I’m doing something for the first time ever — an annual plan.  I first got the idea from Chris Guillebeau at the Art of Non Conformity.  It seems like a no-brainer.  I mean, I’m an adult, I’m in charge of my life, and it’s up to me to make happen!  Plus, for the most part, I’m self-employed.

However, my past experience with goals and planning has given me a strong message that goal setting is something to be avoided at all costs.  After so many times of setting goals and not reaching them, goals = failure became part of my hard wiring.  It’s taking some new thinking and some hard work on my part to overcome this defeatist mindset.  So, here’s what I’m doing to conquer these fears.

1.  Have multiple possible successful outcomes.  If I set a goal to read thirty books this year and only read twenty-five, does that mean that I failed?  At one point in my life, I would have said “yes.”  It seems like a more mature response would be that twenty-five is many more than I may have read without the goal.

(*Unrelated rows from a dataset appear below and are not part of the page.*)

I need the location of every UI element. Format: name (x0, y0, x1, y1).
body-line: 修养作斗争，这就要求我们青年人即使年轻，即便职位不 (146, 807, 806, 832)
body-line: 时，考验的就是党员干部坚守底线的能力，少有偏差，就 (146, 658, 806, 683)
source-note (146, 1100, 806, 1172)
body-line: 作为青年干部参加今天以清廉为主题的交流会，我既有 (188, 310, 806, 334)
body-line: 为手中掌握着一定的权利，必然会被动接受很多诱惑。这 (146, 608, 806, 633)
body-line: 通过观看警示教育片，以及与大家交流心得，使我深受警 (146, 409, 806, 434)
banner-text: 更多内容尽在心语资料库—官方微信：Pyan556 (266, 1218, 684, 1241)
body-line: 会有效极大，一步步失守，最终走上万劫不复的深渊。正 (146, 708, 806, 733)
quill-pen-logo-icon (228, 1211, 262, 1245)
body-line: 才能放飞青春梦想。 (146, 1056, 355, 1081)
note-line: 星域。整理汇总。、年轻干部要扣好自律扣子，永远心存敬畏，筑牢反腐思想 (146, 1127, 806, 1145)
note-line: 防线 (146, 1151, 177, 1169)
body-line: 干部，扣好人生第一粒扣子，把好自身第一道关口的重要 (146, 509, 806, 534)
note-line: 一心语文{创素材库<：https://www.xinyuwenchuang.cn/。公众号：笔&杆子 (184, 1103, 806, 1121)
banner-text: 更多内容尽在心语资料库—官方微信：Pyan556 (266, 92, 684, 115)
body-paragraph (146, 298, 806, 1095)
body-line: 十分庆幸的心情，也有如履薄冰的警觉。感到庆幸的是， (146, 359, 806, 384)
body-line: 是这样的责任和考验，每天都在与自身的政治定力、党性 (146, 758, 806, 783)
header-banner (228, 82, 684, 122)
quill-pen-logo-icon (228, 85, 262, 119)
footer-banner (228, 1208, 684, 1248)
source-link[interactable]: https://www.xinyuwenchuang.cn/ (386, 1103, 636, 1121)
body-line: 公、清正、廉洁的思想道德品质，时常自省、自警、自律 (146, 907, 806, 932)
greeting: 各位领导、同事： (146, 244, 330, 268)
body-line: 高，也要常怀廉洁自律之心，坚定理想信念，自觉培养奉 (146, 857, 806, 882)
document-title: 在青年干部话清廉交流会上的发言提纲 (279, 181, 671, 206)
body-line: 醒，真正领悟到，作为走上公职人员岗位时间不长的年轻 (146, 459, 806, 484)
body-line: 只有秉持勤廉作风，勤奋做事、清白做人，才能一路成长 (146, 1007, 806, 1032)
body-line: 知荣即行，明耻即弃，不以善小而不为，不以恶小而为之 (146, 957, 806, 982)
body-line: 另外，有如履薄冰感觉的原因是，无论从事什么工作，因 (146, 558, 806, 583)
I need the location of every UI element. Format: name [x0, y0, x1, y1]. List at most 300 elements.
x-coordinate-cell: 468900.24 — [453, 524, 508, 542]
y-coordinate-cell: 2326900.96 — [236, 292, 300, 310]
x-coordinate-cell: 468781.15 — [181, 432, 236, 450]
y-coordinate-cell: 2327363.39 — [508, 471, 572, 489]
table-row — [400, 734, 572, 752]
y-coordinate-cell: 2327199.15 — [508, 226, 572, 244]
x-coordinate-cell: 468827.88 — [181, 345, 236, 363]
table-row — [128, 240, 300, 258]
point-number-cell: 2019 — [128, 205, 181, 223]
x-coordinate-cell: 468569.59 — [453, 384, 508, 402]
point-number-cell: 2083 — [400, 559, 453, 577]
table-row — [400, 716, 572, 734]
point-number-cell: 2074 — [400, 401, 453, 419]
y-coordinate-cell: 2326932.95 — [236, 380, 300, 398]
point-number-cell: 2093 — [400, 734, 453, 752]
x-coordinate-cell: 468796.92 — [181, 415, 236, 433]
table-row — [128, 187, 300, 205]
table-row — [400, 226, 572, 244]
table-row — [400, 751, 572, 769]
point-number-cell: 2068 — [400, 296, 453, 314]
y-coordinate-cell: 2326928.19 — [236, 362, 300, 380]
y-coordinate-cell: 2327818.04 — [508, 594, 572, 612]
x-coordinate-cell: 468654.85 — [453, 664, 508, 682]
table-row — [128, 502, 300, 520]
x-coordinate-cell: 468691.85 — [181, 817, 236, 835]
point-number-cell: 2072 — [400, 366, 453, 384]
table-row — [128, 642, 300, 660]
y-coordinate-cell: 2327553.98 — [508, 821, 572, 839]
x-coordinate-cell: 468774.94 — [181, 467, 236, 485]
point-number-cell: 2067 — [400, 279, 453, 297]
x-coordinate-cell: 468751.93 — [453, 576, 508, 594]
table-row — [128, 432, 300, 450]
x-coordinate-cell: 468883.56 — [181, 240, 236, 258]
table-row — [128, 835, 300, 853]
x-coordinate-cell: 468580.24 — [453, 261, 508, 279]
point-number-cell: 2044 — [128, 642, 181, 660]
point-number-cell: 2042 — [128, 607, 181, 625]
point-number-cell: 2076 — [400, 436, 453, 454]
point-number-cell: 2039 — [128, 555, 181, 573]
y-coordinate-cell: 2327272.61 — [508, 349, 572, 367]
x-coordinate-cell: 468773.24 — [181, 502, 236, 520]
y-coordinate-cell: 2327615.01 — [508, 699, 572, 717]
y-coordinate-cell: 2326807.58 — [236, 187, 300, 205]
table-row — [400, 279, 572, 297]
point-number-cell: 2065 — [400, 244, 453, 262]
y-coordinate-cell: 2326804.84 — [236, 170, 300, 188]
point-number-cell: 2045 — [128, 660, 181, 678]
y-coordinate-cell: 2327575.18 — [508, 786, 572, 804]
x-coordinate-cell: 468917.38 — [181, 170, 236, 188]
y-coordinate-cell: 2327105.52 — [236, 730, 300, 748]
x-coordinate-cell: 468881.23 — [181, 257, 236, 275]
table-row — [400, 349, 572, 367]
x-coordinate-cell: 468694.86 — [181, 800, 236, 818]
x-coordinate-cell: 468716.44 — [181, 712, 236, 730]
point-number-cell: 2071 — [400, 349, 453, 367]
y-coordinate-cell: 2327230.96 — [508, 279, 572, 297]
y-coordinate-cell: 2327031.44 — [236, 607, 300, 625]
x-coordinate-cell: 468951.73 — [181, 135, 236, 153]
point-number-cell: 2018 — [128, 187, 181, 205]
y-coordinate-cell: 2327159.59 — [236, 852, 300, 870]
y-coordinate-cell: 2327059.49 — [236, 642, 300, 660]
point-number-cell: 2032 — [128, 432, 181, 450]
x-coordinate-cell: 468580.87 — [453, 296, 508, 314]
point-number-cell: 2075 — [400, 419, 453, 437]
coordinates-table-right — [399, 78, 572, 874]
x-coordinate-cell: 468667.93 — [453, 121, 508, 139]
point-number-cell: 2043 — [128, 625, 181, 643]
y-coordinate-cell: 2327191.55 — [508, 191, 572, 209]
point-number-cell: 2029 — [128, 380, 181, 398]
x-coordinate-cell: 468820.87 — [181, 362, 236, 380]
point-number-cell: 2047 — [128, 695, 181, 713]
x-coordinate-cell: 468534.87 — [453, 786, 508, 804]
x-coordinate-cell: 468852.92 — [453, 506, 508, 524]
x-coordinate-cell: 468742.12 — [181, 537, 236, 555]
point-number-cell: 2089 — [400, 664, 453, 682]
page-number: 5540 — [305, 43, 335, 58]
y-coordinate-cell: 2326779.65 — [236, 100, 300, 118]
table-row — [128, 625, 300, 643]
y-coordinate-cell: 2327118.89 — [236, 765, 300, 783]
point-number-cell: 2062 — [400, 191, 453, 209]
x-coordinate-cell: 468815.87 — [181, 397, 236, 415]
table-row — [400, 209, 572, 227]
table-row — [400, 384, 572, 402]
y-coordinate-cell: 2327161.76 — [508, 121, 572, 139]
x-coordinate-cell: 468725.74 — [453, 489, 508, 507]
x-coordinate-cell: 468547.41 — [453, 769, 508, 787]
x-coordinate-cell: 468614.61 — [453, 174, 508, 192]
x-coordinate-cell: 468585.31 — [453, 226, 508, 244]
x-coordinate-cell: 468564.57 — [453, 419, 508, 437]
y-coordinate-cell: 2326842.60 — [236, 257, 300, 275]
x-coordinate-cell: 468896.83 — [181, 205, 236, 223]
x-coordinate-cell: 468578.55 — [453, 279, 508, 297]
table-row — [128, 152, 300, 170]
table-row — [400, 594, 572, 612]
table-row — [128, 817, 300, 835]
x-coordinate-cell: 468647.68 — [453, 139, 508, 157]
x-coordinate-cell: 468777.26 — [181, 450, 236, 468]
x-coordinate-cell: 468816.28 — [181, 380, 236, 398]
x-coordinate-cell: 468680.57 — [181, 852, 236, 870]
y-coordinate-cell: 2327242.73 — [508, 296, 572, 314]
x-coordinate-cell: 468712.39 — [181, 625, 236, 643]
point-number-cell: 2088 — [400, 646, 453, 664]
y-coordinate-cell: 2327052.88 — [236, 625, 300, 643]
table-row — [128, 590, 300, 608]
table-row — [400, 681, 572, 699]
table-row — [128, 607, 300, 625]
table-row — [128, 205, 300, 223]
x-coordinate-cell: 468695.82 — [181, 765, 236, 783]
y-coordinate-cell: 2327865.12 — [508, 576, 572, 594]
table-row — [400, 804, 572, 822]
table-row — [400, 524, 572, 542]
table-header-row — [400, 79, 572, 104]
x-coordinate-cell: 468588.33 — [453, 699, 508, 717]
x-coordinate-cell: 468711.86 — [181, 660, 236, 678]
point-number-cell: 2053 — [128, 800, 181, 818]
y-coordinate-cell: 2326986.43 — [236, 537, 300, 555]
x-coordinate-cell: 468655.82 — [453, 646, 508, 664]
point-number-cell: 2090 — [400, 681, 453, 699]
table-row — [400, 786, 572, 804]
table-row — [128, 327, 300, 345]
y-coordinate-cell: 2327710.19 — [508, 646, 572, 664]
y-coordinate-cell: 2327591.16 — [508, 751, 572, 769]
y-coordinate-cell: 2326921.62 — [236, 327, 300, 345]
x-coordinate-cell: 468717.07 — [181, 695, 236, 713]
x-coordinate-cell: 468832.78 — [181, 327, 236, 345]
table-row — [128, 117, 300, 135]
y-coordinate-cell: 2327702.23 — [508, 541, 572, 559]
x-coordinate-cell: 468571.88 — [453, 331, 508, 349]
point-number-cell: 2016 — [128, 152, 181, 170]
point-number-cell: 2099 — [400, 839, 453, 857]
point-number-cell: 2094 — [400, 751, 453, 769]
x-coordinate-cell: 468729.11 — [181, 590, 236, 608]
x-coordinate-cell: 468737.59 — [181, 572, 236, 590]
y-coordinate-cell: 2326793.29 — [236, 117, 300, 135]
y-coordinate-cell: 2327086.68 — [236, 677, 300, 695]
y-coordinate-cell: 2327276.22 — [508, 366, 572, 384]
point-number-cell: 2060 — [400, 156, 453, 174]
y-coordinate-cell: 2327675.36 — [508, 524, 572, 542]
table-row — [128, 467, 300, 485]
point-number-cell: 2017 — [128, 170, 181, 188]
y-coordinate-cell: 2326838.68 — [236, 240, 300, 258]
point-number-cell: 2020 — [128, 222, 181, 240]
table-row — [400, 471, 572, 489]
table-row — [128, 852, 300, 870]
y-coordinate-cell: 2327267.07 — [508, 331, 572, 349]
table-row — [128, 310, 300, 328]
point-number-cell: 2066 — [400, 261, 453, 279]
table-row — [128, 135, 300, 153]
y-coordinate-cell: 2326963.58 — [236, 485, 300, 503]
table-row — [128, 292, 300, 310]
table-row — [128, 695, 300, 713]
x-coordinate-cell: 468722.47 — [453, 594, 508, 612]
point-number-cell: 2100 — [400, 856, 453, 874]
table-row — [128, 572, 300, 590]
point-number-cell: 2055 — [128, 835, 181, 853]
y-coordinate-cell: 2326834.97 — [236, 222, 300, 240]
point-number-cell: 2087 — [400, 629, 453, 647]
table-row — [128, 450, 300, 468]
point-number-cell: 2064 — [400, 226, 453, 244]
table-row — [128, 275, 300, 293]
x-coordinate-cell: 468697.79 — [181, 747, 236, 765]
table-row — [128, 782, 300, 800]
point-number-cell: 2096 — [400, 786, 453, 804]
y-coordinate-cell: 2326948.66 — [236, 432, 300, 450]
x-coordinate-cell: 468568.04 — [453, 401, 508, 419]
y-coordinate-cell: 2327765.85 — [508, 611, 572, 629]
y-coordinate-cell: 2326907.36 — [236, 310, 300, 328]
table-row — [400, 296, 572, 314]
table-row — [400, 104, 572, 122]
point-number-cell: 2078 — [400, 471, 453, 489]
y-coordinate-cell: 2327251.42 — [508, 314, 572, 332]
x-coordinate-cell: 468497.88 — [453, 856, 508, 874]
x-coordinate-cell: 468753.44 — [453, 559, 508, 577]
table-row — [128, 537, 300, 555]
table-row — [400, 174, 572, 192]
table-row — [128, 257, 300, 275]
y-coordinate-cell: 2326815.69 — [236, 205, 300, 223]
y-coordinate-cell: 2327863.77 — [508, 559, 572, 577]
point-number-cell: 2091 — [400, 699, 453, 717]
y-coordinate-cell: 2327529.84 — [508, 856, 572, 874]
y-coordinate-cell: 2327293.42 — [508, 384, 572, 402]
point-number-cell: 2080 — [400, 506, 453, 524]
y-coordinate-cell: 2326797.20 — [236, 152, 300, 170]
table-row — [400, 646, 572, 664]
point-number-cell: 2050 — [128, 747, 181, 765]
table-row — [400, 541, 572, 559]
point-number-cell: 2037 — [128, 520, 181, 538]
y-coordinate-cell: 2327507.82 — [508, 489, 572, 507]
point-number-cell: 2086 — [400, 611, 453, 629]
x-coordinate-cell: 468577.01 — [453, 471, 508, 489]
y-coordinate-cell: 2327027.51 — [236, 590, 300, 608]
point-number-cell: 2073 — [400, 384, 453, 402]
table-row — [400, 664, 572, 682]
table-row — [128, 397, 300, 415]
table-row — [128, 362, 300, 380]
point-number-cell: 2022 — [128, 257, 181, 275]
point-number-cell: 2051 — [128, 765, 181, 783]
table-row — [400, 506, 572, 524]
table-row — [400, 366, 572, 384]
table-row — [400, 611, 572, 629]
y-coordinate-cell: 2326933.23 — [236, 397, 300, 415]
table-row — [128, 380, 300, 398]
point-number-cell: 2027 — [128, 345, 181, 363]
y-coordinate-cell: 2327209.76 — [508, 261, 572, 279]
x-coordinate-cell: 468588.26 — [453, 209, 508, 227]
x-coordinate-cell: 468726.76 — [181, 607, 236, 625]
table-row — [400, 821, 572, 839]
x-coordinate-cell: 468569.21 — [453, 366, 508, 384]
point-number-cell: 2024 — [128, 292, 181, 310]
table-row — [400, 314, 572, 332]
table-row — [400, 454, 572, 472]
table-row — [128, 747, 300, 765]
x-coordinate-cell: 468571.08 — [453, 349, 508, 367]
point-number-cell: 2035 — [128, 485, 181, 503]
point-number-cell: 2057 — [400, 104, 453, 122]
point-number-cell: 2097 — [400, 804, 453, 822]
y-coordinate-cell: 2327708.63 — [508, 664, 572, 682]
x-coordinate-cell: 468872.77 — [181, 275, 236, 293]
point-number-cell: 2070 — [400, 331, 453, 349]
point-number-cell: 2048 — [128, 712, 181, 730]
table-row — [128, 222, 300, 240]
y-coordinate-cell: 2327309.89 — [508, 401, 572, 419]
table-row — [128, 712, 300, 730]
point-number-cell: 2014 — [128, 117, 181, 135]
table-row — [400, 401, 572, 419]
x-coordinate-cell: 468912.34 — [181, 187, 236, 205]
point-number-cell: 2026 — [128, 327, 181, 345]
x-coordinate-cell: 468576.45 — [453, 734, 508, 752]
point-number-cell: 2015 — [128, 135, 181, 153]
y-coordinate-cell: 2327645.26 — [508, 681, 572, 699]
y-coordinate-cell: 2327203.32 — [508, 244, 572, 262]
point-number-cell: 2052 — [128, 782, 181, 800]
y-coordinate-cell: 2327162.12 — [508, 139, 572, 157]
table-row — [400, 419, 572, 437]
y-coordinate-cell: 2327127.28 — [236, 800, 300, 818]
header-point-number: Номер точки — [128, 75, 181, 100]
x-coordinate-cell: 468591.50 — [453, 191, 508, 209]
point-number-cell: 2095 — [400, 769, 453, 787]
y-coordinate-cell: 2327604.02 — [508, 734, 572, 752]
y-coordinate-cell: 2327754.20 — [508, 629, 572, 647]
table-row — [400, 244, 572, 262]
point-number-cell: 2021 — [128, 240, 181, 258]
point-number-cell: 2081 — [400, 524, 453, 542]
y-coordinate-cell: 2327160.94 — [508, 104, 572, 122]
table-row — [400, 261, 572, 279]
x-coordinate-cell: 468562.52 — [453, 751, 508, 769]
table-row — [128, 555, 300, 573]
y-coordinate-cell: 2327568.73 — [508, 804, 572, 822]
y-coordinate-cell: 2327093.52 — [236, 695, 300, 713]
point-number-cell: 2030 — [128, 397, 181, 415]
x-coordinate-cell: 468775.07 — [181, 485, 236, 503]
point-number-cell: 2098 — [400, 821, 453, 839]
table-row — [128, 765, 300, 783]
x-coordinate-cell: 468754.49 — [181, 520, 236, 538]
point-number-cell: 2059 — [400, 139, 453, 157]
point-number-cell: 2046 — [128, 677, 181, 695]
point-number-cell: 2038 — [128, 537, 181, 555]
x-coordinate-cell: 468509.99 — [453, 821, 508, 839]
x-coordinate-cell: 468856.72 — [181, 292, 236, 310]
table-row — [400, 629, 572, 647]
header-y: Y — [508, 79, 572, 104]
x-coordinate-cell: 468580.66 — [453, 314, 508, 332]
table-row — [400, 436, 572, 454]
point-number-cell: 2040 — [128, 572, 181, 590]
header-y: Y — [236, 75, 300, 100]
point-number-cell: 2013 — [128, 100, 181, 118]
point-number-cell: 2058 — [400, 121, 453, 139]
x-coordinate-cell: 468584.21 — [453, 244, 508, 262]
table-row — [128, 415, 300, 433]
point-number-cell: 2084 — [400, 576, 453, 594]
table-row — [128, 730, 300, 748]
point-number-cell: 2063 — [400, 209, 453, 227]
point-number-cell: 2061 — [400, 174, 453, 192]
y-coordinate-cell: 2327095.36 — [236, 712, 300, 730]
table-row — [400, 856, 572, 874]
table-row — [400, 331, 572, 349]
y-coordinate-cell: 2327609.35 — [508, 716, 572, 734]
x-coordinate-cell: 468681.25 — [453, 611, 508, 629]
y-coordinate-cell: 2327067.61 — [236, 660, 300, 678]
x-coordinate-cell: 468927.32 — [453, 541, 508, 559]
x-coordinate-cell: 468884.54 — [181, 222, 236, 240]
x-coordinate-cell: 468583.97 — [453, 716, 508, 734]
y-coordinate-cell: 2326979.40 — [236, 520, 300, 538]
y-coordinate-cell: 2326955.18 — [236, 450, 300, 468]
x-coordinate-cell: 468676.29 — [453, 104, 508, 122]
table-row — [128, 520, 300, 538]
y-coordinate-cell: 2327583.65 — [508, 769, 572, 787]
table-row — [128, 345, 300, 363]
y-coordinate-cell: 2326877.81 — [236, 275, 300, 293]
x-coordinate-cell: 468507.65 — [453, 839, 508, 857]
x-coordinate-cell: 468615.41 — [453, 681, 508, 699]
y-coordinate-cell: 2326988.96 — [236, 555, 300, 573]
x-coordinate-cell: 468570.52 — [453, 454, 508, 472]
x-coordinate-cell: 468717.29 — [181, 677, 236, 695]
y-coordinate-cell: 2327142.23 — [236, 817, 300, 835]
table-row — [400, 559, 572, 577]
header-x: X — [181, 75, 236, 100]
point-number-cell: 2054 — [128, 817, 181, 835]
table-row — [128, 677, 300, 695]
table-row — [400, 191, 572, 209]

2.  Set goals that will require discipline and consistent activity, but not “miracles.”  I know that there are people who will tell you to “aim high” but as a realist, it doesn’t seem wise to me to set goals to work toward all year that are unachievable.

3.  Plan to do small actions consistently to build momentum.  So many activities are all about “momentum.”  Work on keeping up momentum rather than trying to block out time to complete each project.

4.  Remember that a general trend is to vastly overestimate what can be done in a day or a week and to vastly underestimate what can be done in a year or a decade.  In other words, the plan or the goal is not the ultimate end.  It’s a tool to unleash creativity and productivity over a longer period of time.